I cried out my fears that I would hurt Earth before I had a chance to save it, and that, when push came to shove, I didn't have the stuff of heroes. I cried out my heartbreak, finally admitting that my lifelong dream of having a mom who loved me and wanted me, was dead.

I wept for Kai and me, having gone so wrong when we should have been so flush-with-new-love right. I mourned the fact that I'd somehow become that girl I'd always mocked; the girl that, six months ago, I would have smacked upside the head and told to get some pride and some backbone because she deserved better. I had settled because, in the face of everything else that had happened with my family, I was clinging to whatever love crumbs I could get.

And finally, I cried for my death. Which might sound weird, but was oddly freeing. Even if I went into this final battle with all the odds on my side, something could go wrong. Dying was a very real possibility. So I let myself feel that death. Grieve the end of my existence.

Once I'd done all that and still come out the other side, I felt better.

Plus, eventually, I ran out of salt water.

I snagged a tissue from my bedside table to blot my tears, then turned red, puffy eyes to Hannah. "Thanks."

She shrugged off my gratitude and gently brushed away a lock of hair that had plastered itself to my forehead. Then she reached for the gold beaded evening bag that she'd thrown on my bed. She rummaged around and pulled out a small box in purple wrap, and tied with a gold bow. "Happy birthday, Soph."

I unwrapped it, swiping at my still damp eyes with another tissue but eager to see the gift inside. Hannah and I had a tradition of giving each other cute jewelry for birthdays. "Whoa," I said, as I lifted the cover of the box.

Nestled inside, against the black velvet lining was a wide silver wrist cuff made up of interlacing vines and leaves.

"It's gorgeous." I pulled it out, staring at it in wonder.

She took the bracelet from me and fitted it onto my right wrist. The weight felt comforting. "It's to remind you that you're the kick-ass Goddess of Spring. But mostly you're my best friend."

Girly hormone central. Apparently, I did have more tears left. And Hannah had to catch up.

Festos tromped in, pushing between us. "Ew! I am not having my arm candy looking like allergy sufferers. We have a birthday fête to attend." He pointed out the door. "Now get a hold of yourselves, go to the bathroom, and splash cold water on your faces. There is no crying in clubland."

At which point Hannah and I sandwich hugged him, getting tears all over Festos, too.
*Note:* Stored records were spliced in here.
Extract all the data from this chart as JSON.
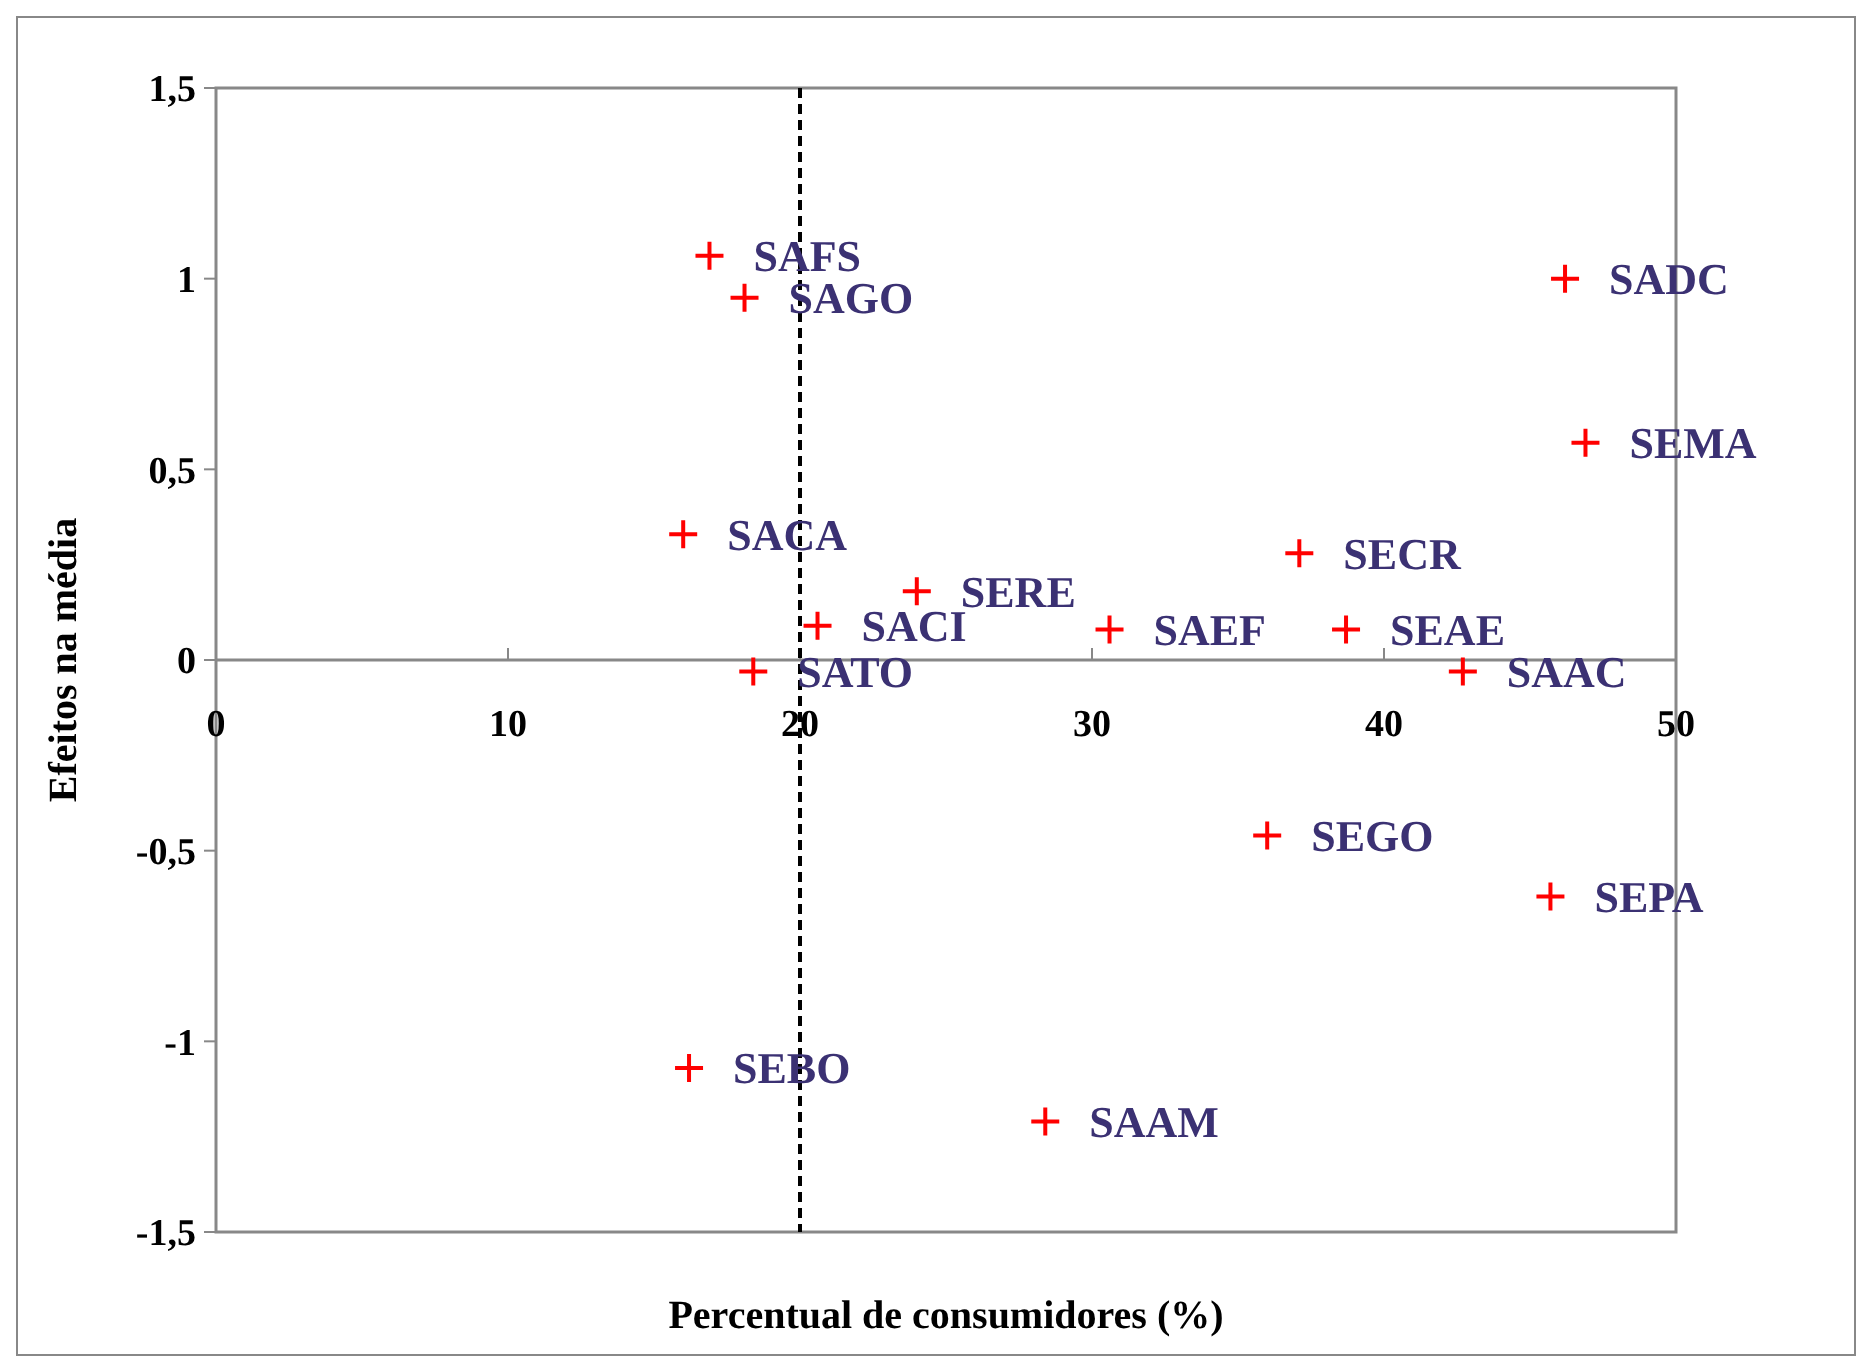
{
  "chart_data": {
    "type": "scatter",
    "xlabel": "Percentual de consumidores (%)",
    "ylabel": "Efeitos na média",
    "x": [
      16.9,
      18.1,
      46.2,
      46.9,
      16.0,
      37.1,
      24.0,
      20.6,
      30.6,
      38.7,
      18.4,
      42.7,
      36.0,
      45.7,
      16.2,
      28.4
    ],
    "series": [
      {
        "color": "#ff0000",
        "values": [
          1.06,
          0.95,
          1.0,
          0.57,
          0.33,
          0.28,
          0.18,
          0.09,
          0.08,
          0.08,
          -0.03,
          -0.03,
          -0.46,
          -0.62,
          -1.07,
          -1.21
        ]
      }
    ],
    "marker": "cross",
    "xlim": [
      0,
      50
    ],
    "xticks": [
      0,
      10,
      20,
      30,
      40,
      50
    ],
    "ylim": [
      -1.5,
      1.5
    ],
    "yticks": [
      {
        "value": -1.5,
        "label": "-1,5"
      },
      {
        "value": -1,
        "label": "-1"
      },
      {
        "value": -0.5,
        "label": "-0,5"
      },
      {
        "value": 0,
        "label": "0"
      },
      {
        "value": 0.5,
        "label": "0,5"
      },
      {
        "value": 1,
        "label": "1"
      },
      {
        "value": 1.5,
        "label": "1,5"
      }
    ],
    "grid": false,
    "ref_lines": [
      {
        "axis": "x",
        "value": 20,
        "line_style": "dashed",
        "color": "#000000"
      }
    ],
    "annotations": [
      {
        "text": "SAFS",
        "x": 16.9,
        "y": 1.06
      },
      {
        "text": "SAGO",
        "x": 18.1,
        "y": 0.95
      },
      {
        "text": "SADC",
        "x": 46.2,
        "y": 1.0
      },
      {
        "text": "SEMA",
        "x": 46.9,
        "y": 0.57
      },
      {
        "text": "SACA",
        "x": 16.0,
        "y": 0.33
      },
      {
        "text": "SECR",
        "x": 37.1,
        "y": 0.28
      },
      {
        "text": "SERE",
        "x": 24.0,
        "y": 0.18
      },
      {
        "text": "SACI",
        "x": 20.6,
        "y": 0.09
      },
      {
        "text": "SAEF",
        "x": 30.6,
        "y": 0.08
      },
      {
        "text": "SEAE",
        "x": 38.7,
        "y": 0.08
      },
      {
        "text": "SATO",
        "x": 18.4,
        "y": -0.03
      },
      {
        "text": "SAAC",
        "x": 42.7,
        "y": -0.03
      },
      {
        "text": "SEGO",
        "x": 36.0,
        "y": -0.46
      },
      {
        "text": "SEPA",
        "x": 45.7,
        "y": -0.62
      },
      {
        "text": "SEBO",
        "x": 16.2,
        "y": -1.07
      },
      {
        "text": "SAAM",
        "x": 28.4,
        "y": -1.21
      }
    ]
  }
}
"Aw, man." He complained, but his arms came around both of us, so we knew he didn't really mean it.

The night picked up from there. The flood I'd let loose made me feel loads better. My Midol kicked in, too, and we managed to find a long-sleeved dress that really made me look good. Finally, it was on to finishing touches. I leaned back against the bathroom counter, holding still as Theo put smoky eye makeup on me. "Do I want to know why you're so good at this?" I asked, as he expertly smudged the corners.

"Nope."

"Thesi used to wear eyeliner all the time," Festos said, watching the proceedings.

My mouth fell open and I jerked my head to Hannah, totally incredulous. She stared back at me from her seat on the edge of the tub, her expression identical.
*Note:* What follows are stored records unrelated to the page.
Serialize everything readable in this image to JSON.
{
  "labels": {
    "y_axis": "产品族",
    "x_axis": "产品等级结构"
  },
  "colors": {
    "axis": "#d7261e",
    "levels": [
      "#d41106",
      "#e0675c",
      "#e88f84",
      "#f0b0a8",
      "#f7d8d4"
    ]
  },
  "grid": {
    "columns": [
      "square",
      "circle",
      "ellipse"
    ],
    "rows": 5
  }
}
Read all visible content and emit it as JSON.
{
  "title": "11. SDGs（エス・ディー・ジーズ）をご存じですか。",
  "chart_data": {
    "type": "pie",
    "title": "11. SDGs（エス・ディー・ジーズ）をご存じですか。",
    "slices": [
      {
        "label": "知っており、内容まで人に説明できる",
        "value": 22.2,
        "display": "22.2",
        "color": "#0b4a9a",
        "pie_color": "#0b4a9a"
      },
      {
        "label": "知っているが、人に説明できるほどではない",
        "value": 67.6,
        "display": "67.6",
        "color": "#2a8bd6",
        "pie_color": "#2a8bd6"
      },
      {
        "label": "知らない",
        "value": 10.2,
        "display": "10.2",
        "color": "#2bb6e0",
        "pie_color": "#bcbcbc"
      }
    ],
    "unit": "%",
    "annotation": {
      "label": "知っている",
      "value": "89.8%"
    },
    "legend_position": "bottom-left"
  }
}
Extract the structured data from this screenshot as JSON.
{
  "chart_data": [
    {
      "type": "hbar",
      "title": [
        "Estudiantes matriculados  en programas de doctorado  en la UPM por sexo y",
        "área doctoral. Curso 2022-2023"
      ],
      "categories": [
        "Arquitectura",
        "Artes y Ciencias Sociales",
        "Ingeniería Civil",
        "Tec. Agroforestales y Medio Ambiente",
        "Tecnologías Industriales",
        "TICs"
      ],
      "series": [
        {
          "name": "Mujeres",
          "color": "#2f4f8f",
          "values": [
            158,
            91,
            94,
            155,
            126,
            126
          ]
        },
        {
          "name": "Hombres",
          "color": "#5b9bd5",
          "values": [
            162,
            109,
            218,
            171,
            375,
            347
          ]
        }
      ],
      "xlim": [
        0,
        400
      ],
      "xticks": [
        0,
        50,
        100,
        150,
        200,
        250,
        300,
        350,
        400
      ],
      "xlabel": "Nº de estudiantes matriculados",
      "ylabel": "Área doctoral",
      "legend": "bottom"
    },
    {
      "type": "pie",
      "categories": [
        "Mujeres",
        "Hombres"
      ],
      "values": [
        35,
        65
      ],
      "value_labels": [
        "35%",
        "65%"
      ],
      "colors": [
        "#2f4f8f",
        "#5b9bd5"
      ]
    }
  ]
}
"You lie," Hannah accused Festos.

"Swear on the Styx," Festos replied, giving the sacred oath of the gods.

"And you kept this from us?" Hannah asked Theo.

"I wasn't going to wear eyeliner at Hope Park. Our school isn't that progressive. And thanks for moving your head," he groused. "Now I've got to do it over."

"But I could have been watching you wear it since we've been at Fee's," I protested as he clasped my chin in his hand to keep me still so he could fix his work.

"You get enough pervy thrills voyeuring when Festos and me kiss. I'm not encouraging any other kinks of yours."

Hannah cocked an eyebrow. "They been kissing much?"

Festos nodded enthusiastically before I could answer. "Tons."

Theo let go of my chin, stepped back, and looked at me. "We're good," he said and checked me over again. "Nyx good."